Title: Deactivation of cellulases by phenols

item XIMENES, EDUARDO - Purdue University
item KIM, YOUNGMI - Purdue University
item MOSIER, NATHAN - Purdue University
item Dien, Bruce
item LADISCH, MICHAEL - Purdue University

Submitted to: Enzyme and Microbial Technology
Publication Type: Peer Reviewed Journal
Publication Acceptance Date: 9/3/2010
Publication Date: 11/1/2010
Citation: Ximenes, E., Kim, Y., Mosier, N., Dien, B.S., Ladisch, M. 2011. Deactivation of cellulases by phenols. Enzyme and Microbial Technology. 48(1):54-60.

Interpretive Summary: Cellulosic ethanol depends upon the treatment of lignocelluloses with enzymes (e.g., cellulases) to produce sugars for fermentation. Prior to saccharifying the plant biomass with enzymes, a thermo-chemical pretreatment is needed to “loosen” up the plant cell wall matrix. During this pretreatment step, additional chemicals are released from the plant cell wall, including a family of chemicals named phenols. In this study, a group of plant cell wall related phenols were examined for their effect on enzymes used for processing biomass. It was found that many of the compounds inactivated cellulases. Tannic acid was especially troublesome in this regard. It was also found that in the case of one of these enzymes, the amount of inhibition could be greatly reduced by substituting an enzyme from a different type of fungus. Results from this paper will aide researchers in engineering enzymes that work better on actual pretreated biomass, eventually reducing enzyme costs associated with converting biomass into biofuels.

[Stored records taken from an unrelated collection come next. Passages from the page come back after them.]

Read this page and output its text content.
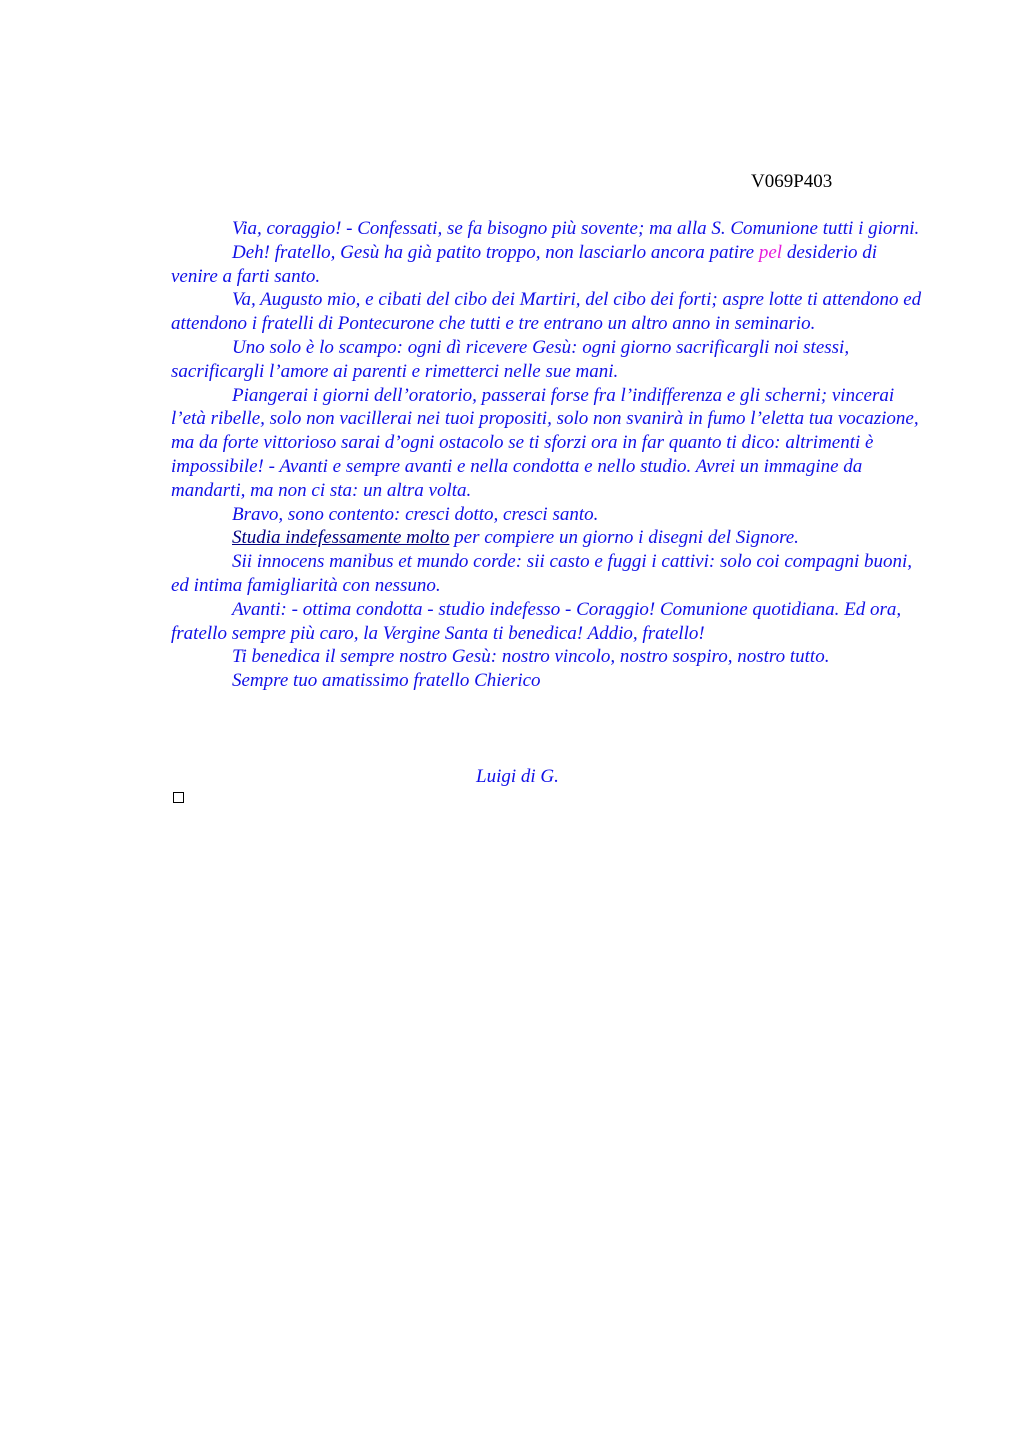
V069P403

Via, coraggio! - Confessati, se fa bisogno più sovente; ma alla S. Comunione tutti i giorni.

Deh! fratello, Gesù ha già patito troppo, non lasciarlo ancora patire pel desiderio di venire a farti santo.

Va, Augusto mio, e cibati del cibo dei Martiri, del cibo dei forti; aspre lotte ti attendono ed attendono i fratelli di Pontecurone che tutti e tre entrano un altro anno in seminario.

Uno solo è lo scampo: ogni dì ricevere Gesù: ogni giorno sacrificargli noi stessi, sacrificargli l’amore ai parenti e rimetterci nelle sue mani.

Piangerai i giorni dell’oratorio, passerai forse fra l’indifferenza e gli scherni; vincerai l’età ribelle, solo non vacillerai nei tuoi propositi, solo non svanirà in fumo l’eletta tua vocazione, ma da forte vittorioso sarai d’ogni ostacolo se ti sforzi ora in far quanto ti dico: altrimenti è impossibile! - Avanti e sempre avanti e nella condotta e nello studio. Avrei un immagine da mandarti, ma non ci sta: un altra volta.

Bravo, sono contento: cresci dotto, cresci santo.

Studia indefessamente molto per compiere un giorno i disegni del Signore.

Sii innocens manibus et mundo corde: sii casto e fuggi i cattivi: solo coi compagni buoni, ed intima famigliarità con nessuno.

Avanti: - ottima condotta - studio indefesso - Coraggio! Comunione quotidiana. Ed ora, fratello sempre più caro, la Vergine Santa ti benedica! Addio, fratello!

Ti benedica il sempre nostro Gesù: nostro vincolo, nostro sospiro, nostro tutto.

Sempre tuo amatissimo fratello Chierico

Luigi di G.
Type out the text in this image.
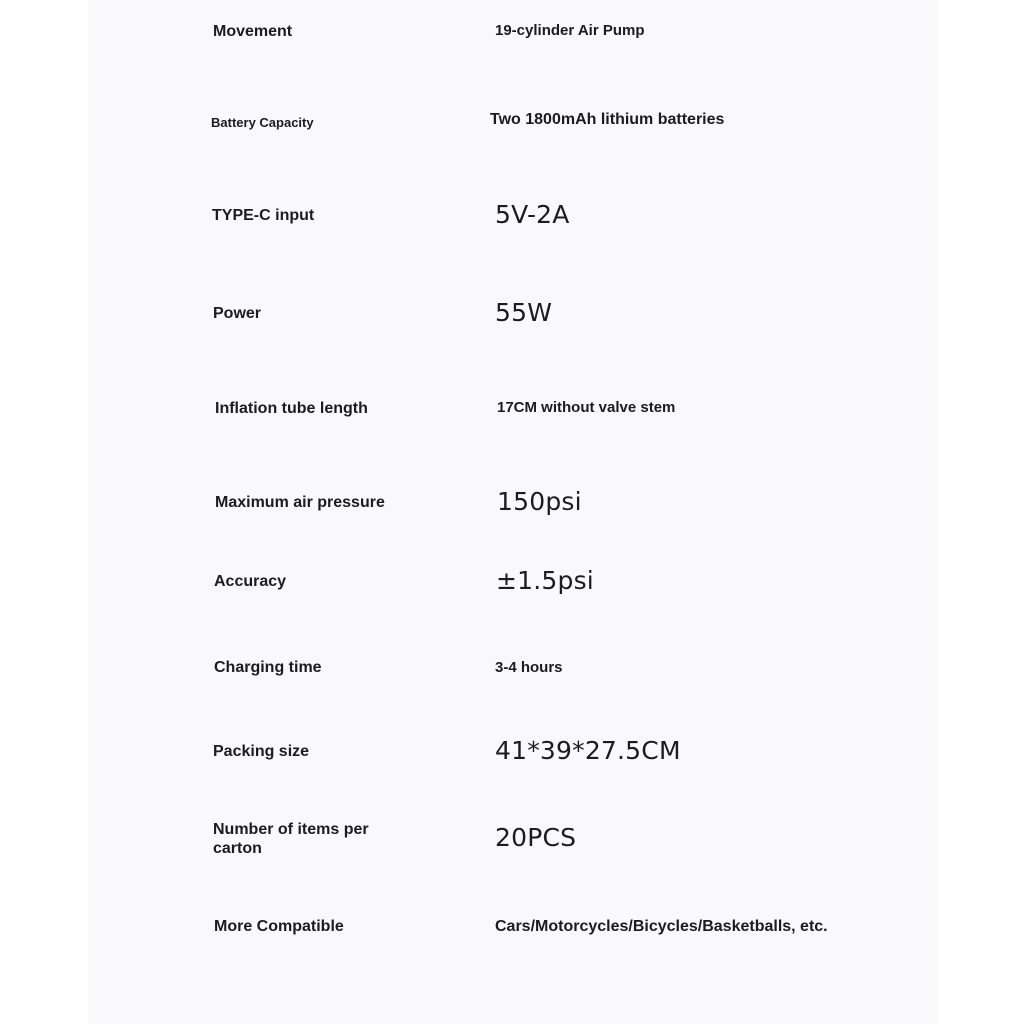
Movement	19-cylinder Air Pump
Battery Capacity	Two 1800mAh lithium batteries
TYPE-C input	5V-2A
Power	55W
Inflation tube length	17CM without valve stem
Maximum air pressure	150psi
Accuracy	±1.5psi
Charging time	3-4 hours
Packing size	41*39*27.5CM
Number of items per carton	20PCS
More Compatible	Cars/Motorcycles/Bicycles/Basketballs, etc.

Technical Abstract: Pretreatment of lignocellulosic materials may result in the release of inhibitors and deactivators of cellulose enzyme hydrolysis. We report the identification of phenols with major inhibition and/or deactivation effect on enzymes used for conversion of cellulose to ethanol. The inhibition effects were measured by combining the inhibitors (phenols) with enzyme and substrate immediately at the beginning of the assay. The deactivation effects were determined by pre-incubating phenols with cellulases or beta-glucosidases for specified periods of time, prior to the respective enzyme assays. Tannic, gallic, hydroxy-cinnamic, and 4-hydroxybenzoic acids, together with vanillin caused 20–80% deactivation of cellulases and/or beta-glucosidases after 24 h of pre-incubation while enzymes pre-incubated in buffer alone retained all of their activity. The strength of the inhibition or deactivation effect depended on the type of enzyme, the microorganism from which the enzyme was derived, and the type of phenolic compounds present. Beta-glucosidase from Aspergillus niger was the most resistant to inhibition and deactivation, requiring about 5 and 10-fold higher concentrations, respectively, for the same levels of inhibition or deactivation as observed for enzymes from Trichoderma reesei. Of the phenol molecules tested, tannic acid was the single, most damaging aromatic compound that caused both deactivation and reversible loss (inhibition) of all of enzyme activities tested.